“What is an art director?” I had searched on Google. Unsatisfied with the search results, I navigated across the page to videos. Maybe I would have better luck there. “Perfect.” A grin and a sigh of triumph percolated across my face. At the top of the page, I found a bright display of colors on a YouTube video, with a title matching my exact query.
The butterflies in my stomach arose from their dormant cocoons as a massive wave of information soared over me in whimsical ecstasy. “Photoshop wizard” … “alum of the Texas Creative program” … “associate creative director at TracyLocke” … “master at conceptual ideation” … “creative mind”. My mind went numb as I was enveloped into a world previously unbeknownst to me. I had transcended – seen my future in greater detail than the stars and moon could ever prophesize. Snap! A forceful gust of wind whipped the blinds above me into my room window, and I was commanded back to reality.
When I was in elementary school, I would consistently receive unsatisfactory marks in the behavior section of my report cards. Why? Well, simply put, I could not keep my mouth shut. Every day, I sent my teacher a constant barrage of questions, exclamations, and suggestions. At the beginning of the day, at the end, in the middle of lessons… My instructors were never safe from my incessant commentary. When learning about music, “Why do half rests look like top hats?” In science, “Why can’t I run faster than the speed of light?”
“Why?” In my childhood, this unsuspectingly simple question guided my often-naïve understanding of the world. I traipsed along in innocent ignorance yearning to become as close to omniscient as possible. I had been indoctrinated with the idea that I was the “smart kid”, which only fueled this naïve perception of the inner workings of the mechanical watch that we call the world – infinitely nuanced yet enslaved to the inexorability of time.
As I grew older, my angelic purity waned. Growing up in an increasingly technologically-dependent age, I watched as the brains of my peers were contorted and jaded into believing that wickedness and hatred were synonymous with normality. Still yet, I searched for the answer to why.
Throughout my teenage years, I have come to appreciate the intersectionality between logic, analytical reasoning, innovation, and creativity. My insatiable desire to learn and expand my inherently limited and biased perspective has manifested itself principally in research, art, and activism. In high school, my mother constantly found herself peeling me away from my computer as I attempted to find the best lawn mower, brand of flooring, or paint color for our home. Still, I find myself struggling to take a break from pouring myself into a new license plate redesign, custom typeface, or mock ad campaign that I’m perpetually “just finishing up”.

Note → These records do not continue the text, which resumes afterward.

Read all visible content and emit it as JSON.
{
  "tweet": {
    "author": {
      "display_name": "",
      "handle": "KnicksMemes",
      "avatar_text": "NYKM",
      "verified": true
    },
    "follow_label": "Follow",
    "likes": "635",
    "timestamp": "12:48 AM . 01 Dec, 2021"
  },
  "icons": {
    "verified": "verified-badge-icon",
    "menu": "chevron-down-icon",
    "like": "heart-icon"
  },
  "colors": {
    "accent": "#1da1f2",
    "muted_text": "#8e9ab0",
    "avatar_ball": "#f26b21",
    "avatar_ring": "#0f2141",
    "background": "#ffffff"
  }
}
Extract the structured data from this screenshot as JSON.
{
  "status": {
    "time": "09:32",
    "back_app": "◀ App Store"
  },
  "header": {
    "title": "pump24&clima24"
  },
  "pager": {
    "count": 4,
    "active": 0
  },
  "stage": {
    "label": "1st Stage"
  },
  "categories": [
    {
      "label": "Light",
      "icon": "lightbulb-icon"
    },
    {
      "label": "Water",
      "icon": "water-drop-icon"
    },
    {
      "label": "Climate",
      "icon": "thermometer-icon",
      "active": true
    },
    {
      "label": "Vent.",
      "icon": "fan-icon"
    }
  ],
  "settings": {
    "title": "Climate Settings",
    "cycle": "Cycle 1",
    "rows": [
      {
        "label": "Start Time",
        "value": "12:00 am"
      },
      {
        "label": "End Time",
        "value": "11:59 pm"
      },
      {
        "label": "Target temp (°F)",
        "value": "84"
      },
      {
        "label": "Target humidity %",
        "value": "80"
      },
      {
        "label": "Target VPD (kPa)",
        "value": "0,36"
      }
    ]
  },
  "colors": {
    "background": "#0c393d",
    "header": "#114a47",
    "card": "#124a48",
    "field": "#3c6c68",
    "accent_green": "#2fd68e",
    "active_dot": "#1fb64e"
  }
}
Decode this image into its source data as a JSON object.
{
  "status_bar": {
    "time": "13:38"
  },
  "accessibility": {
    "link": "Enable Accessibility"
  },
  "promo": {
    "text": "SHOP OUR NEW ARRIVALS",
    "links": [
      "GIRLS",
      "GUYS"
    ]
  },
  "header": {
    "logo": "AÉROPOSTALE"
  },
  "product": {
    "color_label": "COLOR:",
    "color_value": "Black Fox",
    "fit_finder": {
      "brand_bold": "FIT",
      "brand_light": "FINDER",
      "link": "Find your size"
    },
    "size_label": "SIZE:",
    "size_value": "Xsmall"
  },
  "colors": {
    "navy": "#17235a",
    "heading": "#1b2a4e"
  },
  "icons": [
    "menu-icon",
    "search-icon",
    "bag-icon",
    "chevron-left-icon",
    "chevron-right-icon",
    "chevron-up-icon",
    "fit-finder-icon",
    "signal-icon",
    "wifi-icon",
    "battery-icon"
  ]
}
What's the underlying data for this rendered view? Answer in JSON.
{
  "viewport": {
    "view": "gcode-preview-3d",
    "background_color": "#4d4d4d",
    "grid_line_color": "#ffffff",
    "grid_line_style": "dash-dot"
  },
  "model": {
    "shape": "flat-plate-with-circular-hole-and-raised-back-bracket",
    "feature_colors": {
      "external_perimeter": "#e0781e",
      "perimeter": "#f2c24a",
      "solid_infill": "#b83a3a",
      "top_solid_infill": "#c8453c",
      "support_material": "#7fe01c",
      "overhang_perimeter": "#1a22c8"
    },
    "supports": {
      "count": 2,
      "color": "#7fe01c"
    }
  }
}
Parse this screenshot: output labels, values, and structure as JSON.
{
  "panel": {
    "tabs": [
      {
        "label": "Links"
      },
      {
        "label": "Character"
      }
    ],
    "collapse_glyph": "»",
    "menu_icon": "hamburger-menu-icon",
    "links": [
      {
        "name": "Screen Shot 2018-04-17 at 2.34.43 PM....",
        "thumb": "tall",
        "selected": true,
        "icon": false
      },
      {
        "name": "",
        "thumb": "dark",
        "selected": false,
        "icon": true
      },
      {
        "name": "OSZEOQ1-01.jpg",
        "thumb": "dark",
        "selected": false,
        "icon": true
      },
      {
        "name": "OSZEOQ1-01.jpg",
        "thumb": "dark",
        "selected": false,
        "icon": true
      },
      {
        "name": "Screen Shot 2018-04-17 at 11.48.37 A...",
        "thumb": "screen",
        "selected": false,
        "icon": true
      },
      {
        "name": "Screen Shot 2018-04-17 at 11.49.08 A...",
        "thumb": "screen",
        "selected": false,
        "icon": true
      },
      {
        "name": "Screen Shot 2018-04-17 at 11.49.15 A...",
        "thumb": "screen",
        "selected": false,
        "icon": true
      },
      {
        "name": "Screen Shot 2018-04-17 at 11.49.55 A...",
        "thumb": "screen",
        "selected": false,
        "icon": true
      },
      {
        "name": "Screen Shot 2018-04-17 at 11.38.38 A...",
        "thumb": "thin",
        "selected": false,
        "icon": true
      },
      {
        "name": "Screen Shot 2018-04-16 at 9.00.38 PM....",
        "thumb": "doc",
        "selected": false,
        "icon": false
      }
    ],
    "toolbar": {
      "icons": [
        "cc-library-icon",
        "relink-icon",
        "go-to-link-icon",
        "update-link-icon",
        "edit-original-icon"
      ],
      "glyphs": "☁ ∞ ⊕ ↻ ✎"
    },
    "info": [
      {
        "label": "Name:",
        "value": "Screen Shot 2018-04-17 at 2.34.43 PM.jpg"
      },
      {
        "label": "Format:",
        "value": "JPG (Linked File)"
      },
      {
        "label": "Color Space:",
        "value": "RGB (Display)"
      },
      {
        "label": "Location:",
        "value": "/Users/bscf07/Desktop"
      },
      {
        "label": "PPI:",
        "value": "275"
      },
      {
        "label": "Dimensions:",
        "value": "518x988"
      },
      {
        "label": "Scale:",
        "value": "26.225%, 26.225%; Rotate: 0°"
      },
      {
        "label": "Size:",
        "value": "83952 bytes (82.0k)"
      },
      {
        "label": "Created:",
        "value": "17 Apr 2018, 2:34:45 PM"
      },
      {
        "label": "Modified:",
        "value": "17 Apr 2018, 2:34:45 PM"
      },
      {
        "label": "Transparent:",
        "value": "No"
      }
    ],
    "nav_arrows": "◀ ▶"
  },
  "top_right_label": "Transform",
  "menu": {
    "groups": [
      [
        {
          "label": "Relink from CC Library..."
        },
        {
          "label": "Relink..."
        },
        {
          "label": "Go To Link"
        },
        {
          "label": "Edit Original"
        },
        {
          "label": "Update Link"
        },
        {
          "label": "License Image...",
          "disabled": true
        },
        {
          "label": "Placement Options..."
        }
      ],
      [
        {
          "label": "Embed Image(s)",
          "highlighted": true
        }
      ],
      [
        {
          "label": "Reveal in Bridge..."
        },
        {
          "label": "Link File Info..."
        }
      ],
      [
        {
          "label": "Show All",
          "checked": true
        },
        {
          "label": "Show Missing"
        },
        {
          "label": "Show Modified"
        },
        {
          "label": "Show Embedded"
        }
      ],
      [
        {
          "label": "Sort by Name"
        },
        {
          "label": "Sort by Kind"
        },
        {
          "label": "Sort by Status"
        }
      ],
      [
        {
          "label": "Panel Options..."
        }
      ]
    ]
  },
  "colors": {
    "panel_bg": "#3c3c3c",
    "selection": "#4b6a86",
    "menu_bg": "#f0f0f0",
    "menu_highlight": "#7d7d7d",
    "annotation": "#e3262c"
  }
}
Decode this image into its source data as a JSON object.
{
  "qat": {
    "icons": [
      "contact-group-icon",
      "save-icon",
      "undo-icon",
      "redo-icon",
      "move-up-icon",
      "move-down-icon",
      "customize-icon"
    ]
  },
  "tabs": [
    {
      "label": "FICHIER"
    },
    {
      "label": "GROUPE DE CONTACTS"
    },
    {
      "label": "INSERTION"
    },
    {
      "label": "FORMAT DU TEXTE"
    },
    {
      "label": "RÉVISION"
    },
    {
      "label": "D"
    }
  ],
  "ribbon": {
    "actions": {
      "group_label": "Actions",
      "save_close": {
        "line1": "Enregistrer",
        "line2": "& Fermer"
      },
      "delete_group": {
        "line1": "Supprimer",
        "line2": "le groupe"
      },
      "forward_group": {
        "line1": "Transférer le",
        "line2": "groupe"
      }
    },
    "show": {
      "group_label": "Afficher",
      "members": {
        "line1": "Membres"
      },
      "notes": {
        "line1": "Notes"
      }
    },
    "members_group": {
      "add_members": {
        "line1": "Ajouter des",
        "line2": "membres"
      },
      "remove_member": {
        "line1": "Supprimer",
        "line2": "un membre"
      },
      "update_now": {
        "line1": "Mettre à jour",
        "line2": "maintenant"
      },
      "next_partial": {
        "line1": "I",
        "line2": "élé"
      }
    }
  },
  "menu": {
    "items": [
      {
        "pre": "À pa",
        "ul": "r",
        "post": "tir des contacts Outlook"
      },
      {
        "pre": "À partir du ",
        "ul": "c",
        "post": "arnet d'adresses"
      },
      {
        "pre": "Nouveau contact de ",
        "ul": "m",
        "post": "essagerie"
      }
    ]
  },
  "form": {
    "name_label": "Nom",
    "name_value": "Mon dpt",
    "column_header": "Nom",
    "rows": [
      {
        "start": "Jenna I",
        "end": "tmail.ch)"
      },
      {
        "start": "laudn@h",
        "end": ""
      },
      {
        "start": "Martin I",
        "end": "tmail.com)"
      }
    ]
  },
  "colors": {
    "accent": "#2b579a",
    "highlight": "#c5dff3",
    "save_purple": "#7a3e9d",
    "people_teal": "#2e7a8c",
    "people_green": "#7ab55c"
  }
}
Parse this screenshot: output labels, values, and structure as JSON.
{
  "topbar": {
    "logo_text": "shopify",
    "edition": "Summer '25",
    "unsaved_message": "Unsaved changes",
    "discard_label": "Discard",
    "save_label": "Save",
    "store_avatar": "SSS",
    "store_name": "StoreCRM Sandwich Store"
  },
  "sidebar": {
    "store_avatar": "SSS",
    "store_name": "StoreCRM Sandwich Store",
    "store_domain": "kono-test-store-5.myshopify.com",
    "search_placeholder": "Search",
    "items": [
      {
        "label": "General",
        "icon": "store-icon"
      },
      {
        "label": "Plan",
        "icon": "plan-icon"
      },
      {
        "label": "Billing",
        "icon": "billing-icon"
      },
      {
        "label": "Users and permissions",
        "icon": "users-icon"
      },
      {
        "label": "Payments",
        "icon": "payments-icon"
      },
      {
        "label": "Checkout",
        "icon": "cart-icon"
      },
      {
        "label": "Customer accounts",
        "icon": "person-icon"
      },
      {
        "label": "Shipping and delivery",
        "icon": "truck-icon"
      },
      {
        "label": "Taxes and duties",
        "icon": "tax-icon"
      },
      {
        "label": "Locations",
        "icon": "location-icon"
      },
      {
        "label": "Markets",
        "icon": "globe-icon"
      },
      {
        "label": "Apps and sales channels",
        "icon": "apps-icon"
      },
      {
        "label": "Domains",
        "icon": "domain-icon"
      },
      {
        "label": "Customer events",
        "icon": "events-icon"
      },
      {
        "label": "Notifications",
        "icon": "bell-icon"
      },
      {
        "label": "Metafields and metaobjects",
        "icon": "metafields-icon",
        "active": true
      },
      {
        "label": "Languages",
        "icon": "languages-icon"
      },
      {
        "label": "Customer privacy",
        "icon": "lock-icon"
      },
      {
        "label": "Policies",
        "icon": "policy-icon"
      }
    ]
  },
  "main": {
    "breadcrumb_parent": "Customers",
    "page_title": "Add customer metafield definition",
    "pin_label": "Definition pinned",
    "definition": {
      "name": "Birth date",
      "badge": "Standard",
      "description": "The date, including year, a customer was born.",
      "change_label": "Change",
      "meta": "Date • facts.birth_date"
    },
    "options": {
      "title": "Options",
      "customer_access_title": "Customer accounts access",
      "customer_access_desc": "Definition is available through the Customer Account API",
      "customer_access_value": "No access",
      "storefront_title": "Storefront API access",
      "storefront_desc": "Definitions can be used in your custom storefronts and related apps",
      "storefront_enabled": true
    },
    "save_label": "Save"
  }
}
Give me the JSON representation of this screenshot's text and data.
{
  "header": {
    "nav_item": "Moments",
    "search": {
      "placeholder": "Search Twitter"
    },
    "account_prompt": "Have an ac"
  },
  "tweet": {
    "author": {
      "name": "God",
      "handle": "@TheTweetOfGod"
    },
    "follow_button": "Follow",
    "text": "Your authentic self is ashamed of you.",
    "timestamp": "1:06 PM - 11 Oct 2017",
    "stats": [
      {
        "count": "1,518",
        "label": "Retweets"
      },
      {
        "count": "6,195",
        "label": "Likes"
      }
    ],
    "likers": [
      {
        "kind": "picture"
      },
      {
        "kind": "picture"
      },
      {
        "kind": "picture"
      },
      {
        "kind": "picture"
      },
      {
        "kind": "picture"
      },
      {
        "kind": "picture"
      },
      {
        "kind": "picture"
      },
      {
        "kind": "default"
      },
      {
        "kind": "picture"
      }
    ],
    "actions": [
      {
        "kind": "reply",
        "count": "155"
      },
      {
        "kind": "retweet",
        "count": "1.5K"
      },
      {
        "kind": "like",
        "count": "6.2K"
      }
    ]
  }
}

The term relaxation is a concept my brain knows nothing of. My mind is always churning, my gears spinning – conjuring up another project to develop or cause to fight for. To me, my time at UT is another project to cultivate – another journey to embark on. While now, from my older, yet sometimes still naïve perspective, I understand omniscience is not something I will ever fully achieve. But as for my quest to find out “why”, it will forever be the source of power in my life.
Major:
Advertising
Honors Program:
Moody College Honors Program
Other Academic Interests:
Real Estate
What drew you to the Forty Acres Scholars Program?
The Forty Acres Scholars Program is a multi-faceted blessing of connection, access, camaraderie, discovery, distinction, and compassion. Since my sophomore year of high school, UT was my dream school. In every forethought I considered of my future, UT was a part of my journey. Having the privilege to attend my dream school alongside a family of driven, tenacious, and kind-hearted scholars while having unhindered access to distinguished and ambitious alumni who are dedicated to seeing me succeed felt nothing short of a fantasy. I saw, and continue to see, the Forty Acres Scholars Program as a divine alignment of the stars, and I am humbled to have the opportunity to be a part of it.
What makes your scholar cohort unique?
In pursuit of critical thinking, ideation, and innovation, having a diverse worldview is vital. One strength of our cohort, in particular, is that we have the most out-of-state scholars in recent history. This additional factor of variety in our perspectives and outlooks will, in my opinion, allow us to interact with the world as global citizens in a truly special way.